Christians, Jesus is the One who has entered into the house of the strong man and who has freed you. That accusation that, truly, you rightly deserve, that accusation has been solved in Him. The sin that should keep you hiding from God has been placed on Him, atoned for and forgiven. It has been nailed to the cross so that as His blood was shed for it, He was divided from His Father, crying out “My God, My God, why have your forsaken me.” He was oppressed under that burden of death, He was crushed and given the burden of the thorns placed upon His brow. And the rule of this oppression was broken in the resurrection of the Offspring of Woman on the first Easter. There, having had His heel struck, Jesus crushed the head of the serpent and freed you from that oppression, freed you from that accusation, from that division from God.

How do you know? Because the news of that victory has entered into your brain and heart as He has spoken into your ear, “I forgive you all of your sins.” Because His waters of baptism drowned the old man burdened by the accusation of the law, and raised a new one who lives, not under the guilt of selfishness, but in the freedom of love; love of God and love of every neighbor. Because He has fed you with His very body and blood uniting Himself with you that you would know you are no longer divided from Him. He has found you and unites Himself with you.

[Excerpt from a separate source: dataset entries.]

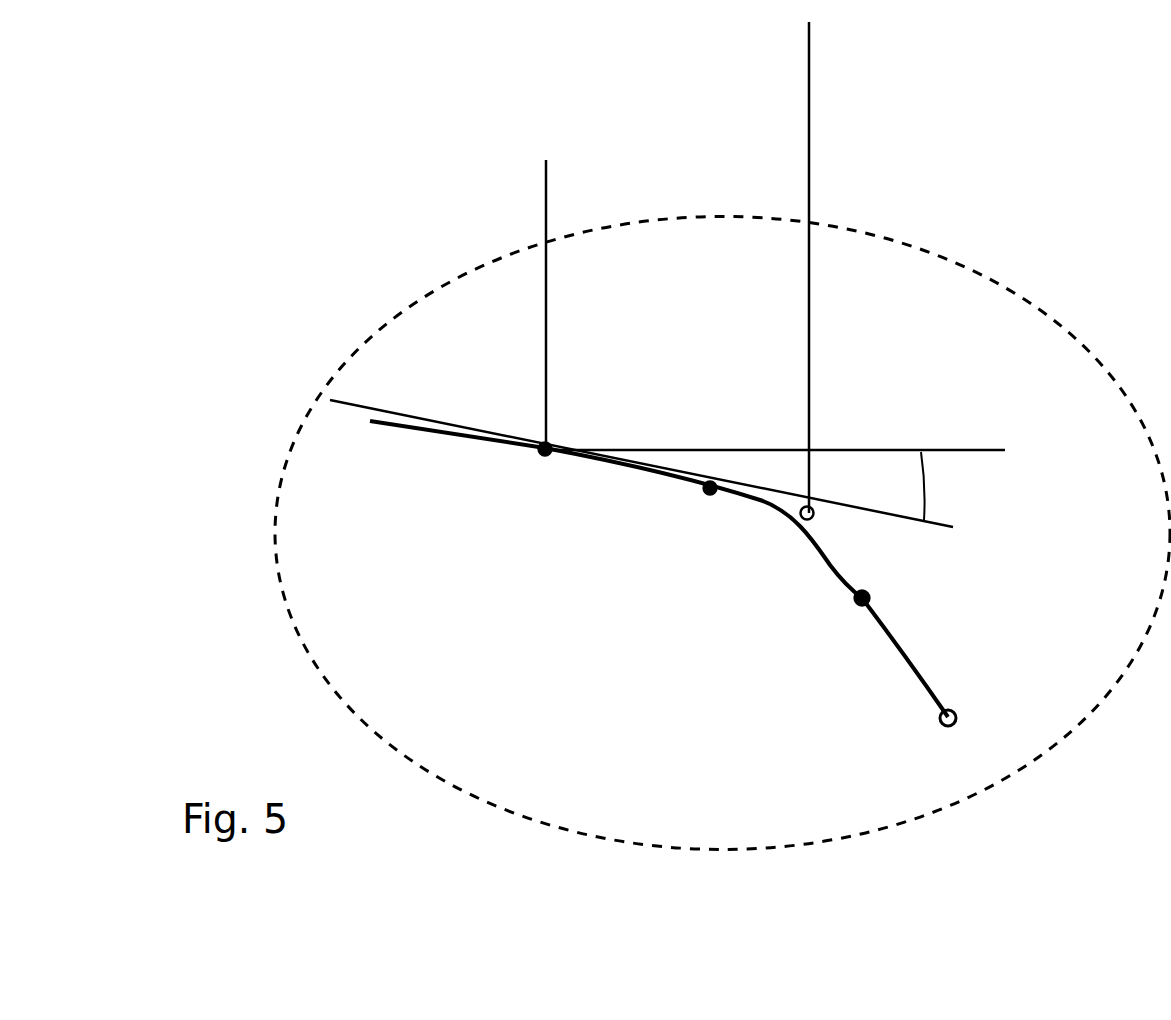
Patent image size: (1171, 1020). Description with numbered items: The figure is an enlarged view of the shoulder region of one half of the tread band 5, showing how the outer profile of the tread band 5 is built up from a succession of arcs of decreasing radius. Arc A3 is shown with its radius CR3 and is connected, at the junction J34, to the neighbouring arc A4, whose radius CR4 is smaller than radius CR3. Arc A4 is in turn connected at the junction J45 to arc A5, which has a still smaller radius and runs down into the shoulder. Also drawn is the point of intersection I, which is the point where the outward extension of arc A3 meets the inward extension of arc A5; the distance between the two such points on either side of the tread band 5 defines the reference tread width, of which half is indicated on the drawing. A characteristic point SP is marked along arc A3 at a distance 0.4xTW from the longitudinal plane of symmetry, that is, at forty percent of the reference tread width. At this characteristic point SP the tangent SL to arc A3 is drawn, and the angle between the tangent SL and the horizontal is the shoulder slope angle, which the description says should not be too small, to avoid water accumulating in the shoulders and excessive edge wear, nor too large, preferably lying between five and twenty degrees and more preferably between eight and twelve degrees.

The tread band 5 is at (682, 296).
The distance equal to 40% of reference tread width 0.4xTW is at (537, 188).
The tangent SL is at (362, 403).
The characteristic point SP is at (548, 444).
The point of intersection I is at (815, 519).
The junction J34 is at (653, 414).
The junction J45 is at (891, 590).
The arc A3 is at (495, 382).
The arc A4 is at (861, 414).
The arc A5 is at (950, 615).
The radius CR3 is at (584, 478).
The radius CR4 is at (786, 548).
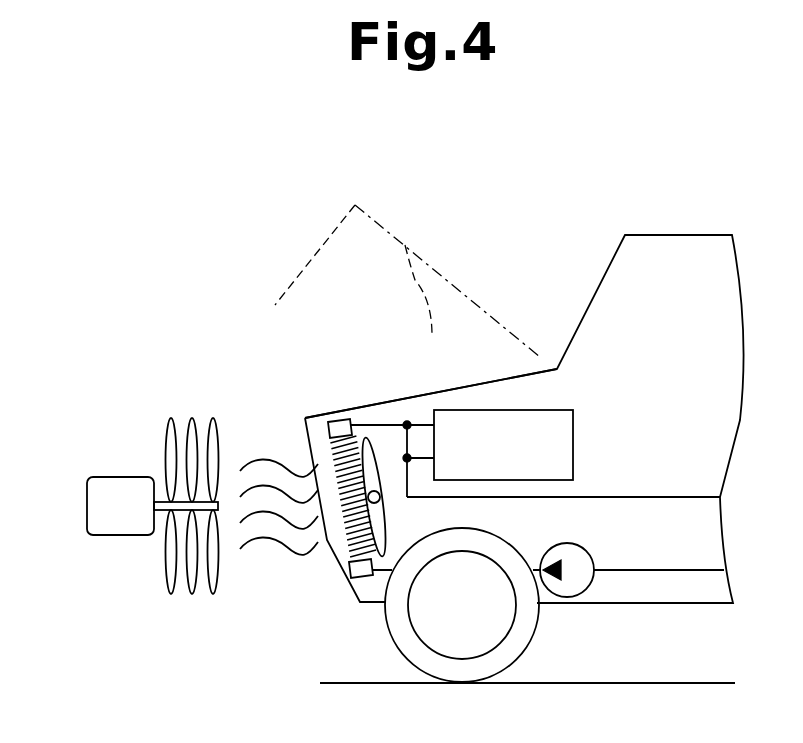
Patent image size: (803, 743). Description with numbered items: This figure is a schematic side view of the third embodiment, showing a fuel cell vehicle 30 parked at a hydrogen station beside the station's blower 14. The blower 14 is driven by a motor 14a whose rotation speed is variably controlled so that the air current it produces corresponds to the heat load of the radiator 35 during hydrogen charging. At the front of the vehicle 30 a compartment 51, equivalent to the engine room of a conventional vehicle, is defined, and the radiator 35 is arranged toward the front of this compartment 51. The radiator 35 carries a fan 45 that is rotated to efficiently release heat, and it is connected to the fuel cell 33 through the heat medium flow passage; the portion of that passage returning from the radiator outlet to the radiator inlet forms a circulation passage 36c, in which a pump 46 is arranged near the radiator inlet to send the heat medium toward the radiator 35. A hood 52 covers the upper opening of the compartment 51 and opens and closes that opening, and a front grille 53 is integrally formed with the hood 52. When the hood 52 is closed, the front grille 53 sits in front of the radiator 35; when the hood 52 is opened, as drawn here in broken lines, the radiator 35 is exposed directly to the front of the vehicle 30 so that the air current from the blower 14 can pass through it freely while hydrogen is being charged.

The vehicle 30 is at (597, 290).
The front grille 53 is at (318, 252).
The compartment 51 is at (390, 413).
The hood 52 is at (422, 393).
The fuel cell 33 is at (574, 446).
The fan 45 is at (385, 530).
The radiator 35 is at (359, 580).
The blower 14 is at (172, 392).
The motor 14a is at (122, 492).
The pump 46 is at (590, 553).
The circulation passage 36c is at (686, 570).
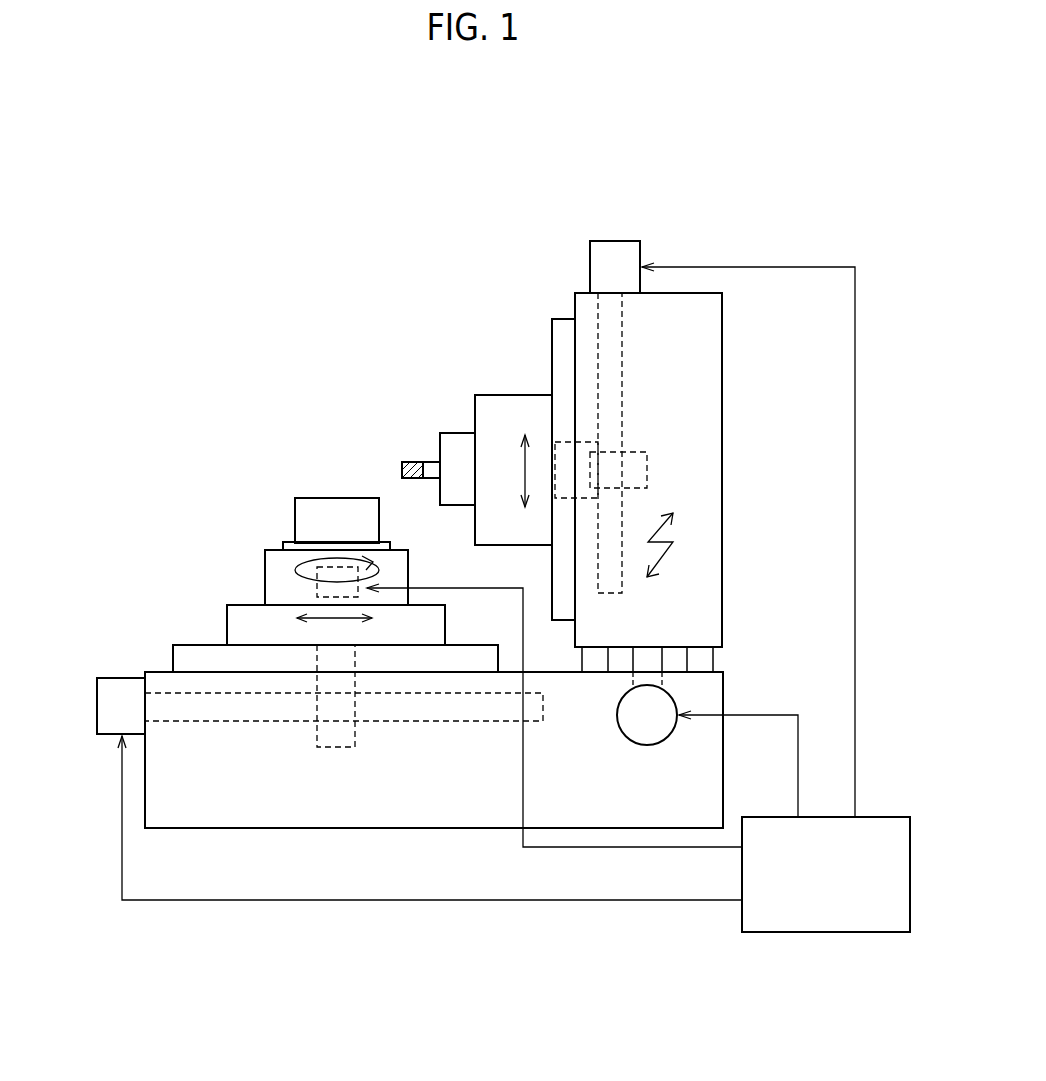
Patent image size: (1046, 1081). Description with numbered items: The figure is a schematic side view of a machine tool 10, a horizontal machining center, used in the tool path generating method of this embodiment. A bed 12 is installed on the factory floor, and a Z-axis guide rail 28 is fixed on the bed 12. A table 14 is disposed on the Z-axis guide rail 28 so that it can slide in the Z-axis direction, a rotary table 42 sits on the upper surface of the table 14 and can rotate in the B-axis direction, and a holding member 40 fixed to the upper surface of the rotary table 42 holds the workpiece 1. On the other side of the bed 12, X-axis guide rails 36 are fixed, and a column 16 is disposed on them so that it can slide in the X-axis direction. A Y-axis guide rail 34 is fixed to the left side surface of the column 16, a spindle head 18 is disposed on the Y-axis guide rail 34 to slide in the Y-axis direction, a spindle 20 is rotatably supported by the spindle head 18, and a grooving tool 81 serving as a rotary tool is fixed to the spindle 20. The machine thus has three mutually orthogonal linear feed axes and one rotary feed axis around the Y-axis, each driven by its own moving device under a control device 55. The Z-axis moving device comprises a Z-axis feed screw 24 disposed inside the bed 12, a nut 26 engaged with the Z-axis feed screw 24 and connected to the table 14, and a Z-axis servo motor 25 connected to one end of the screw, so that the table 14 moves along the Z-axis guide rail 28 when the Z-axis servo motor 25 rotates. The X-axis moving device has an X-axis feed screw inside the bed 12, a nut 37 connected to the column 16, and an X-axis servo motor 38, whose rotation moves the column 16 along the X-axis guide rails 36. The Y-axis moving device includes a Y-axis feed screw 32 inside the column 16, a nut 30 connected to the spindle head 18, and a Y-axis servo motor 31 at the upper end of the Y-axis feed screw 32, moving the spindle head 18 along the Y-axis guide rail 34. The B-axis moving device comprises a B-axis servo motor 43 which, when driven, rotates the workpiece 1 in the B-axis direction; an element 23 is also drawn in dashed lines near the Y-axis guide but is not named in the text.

The workpiece 1 is at (303, 510).
The machine tool 10 is at (355, 348).
The bed 12 is at (395, 810).
The table 14 is at (238, 623).
The column 16 is at (707, 370).
The spindle head 18 is at (495, 395).
The spindle 20 is at (462, 433).
The nut 23 is at (568, 438).
The Z-axis feed screw 24 is at (227, 724).
The Z-axis servo motor 25 is at (125, 678).
The nut 26 is at (353, 745).
The Z-axis guide rail 28 is at (187, 652).
The nut 30 is at (637, 452).
The Y-axis servo motor 31 is at (613, 241).
The Y-axis feed screw 32 is at (622, 340).
The Y-axis guide rail 34 is at (552, 332).
The X-axis guide rails 36 is at (595, 655).
The nut 37 is at (658, 658).
The X-axis servo motor 38 is at (670, 732).
The holding member 40 is at (287, 543).
The rotary table 42 is at (273, 565).
The B-axis servo motor 43 is at (300, 588).
The control device 55 is at (742, 915).
The grooving tool 81 is at (408, 462).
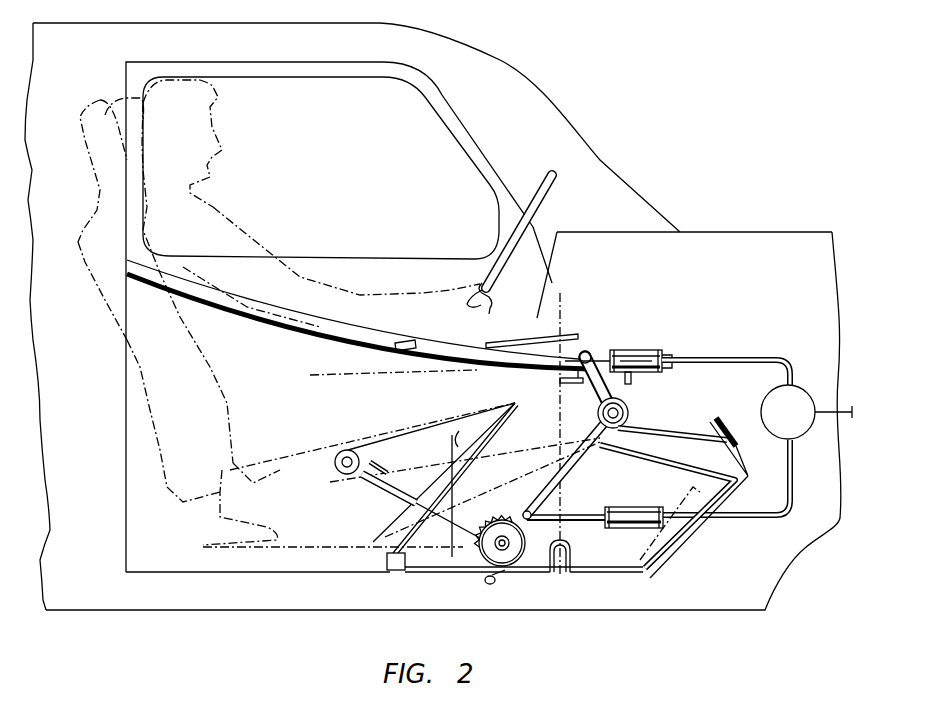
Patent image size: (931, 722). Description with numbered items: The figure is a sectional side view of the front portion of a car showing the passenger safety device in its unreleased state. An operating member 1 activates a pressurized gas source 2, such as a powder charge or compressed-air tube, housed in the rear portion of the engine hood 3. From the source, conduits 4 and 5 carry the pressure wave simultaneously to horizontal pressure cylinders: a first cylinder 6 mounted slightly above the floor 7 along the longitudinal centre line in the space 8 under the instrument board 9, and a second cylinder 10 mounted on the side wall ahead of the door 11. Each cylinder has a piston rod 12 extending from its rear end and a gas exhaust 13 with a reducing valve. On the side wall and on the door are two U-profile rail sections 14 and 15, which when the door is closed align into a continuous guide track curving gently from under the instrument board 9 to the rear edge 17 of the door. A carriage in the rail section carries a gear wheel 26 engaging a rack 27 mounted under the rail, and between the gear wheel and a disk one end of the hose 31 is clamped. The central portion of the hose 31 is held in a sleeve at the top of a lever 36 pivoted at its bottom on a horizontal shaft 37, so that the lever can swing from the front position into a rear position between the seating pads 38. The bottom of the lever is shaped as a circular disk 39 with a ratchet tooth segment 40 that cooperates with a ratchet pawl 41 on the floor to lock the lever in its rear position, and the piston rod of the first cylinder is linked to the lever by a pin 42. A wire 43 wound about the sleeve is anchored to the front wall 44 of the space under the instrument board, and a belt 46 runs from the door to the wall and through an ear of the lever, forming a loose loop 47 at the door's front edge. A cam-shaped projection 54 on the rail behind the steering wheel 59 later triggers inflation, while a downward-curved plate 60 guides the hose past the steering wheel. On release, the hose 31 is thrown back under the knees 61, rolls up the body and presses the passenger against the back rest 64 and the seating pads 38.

The operating member 1 is at (830, 396).
The pressurized gas source 2 is at (798, 396).
The engine hood 3 is at (723, 236).
The conduit 4 is at (762, 360).
The conduit 5 is at (794, 488).
The first cylinder 6 is at (630, 508).
The floor 7 is at (592, 573).
The space 8 is at (662, 352).
The instrument board 9 is at (541, 277).
The second cylinder 10 is at (636, 350).
The door 11 is at (360, 258).
The piston rod 12 is at (622, 350).
The gas exhaust 13 is at (632, 378).
The rail section 14 is at (561, 380).
The rail section 15 is at (246, 320).
The rear edge 17 is at (126, 374).
The gear wheel 26 is at (588, 350).
The rack 27 is at (600, 385).
The hose 31 is at (628, 412).
The lever 36 is at (585, 462).
The horizontal shaft 37 is at (408, 563).
The seating pads 38 is at (313, 556).
The circular disk 39 is at (497, 549).
The ratchet tooth segment 40 is at (490, 526).
The ratchet pawl 41 is at (498, 581).
The pin 42 is at (526, 511).
The wire 43 is at (728, 448).
The front wall 44 is at (675, 352).
The belt 46 is at (722, 488).
The loose loop 47 is at (566, 560).
The cam-shaped projection 54 is at (399, 343).
The steering wheel 59 is at (540, 208).
The plate 60 is at (510, 340).
The knees 61 is at (494, 391).
The back rest 64 is at (78, 246).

And in that Christians, we see the beauty of true unity. We see revealed the unity of the Father, the Son, and the Holy Spirit in their love for us. We see that love uniting righteous God to fallen man. We see the hope that is ours as Christians. To be clear, that hope isn’t that we can overcome our divisions here on earth—we should always work toward that in the example that we have in Christ—but the hope is the promise of the day where we will enjoy perfect unity and community with our Lord and with each other. The promise of the kingdom which is not divided, but perfectly united under the perfect God and King, Father, Son, and Holy Spirit. Amen.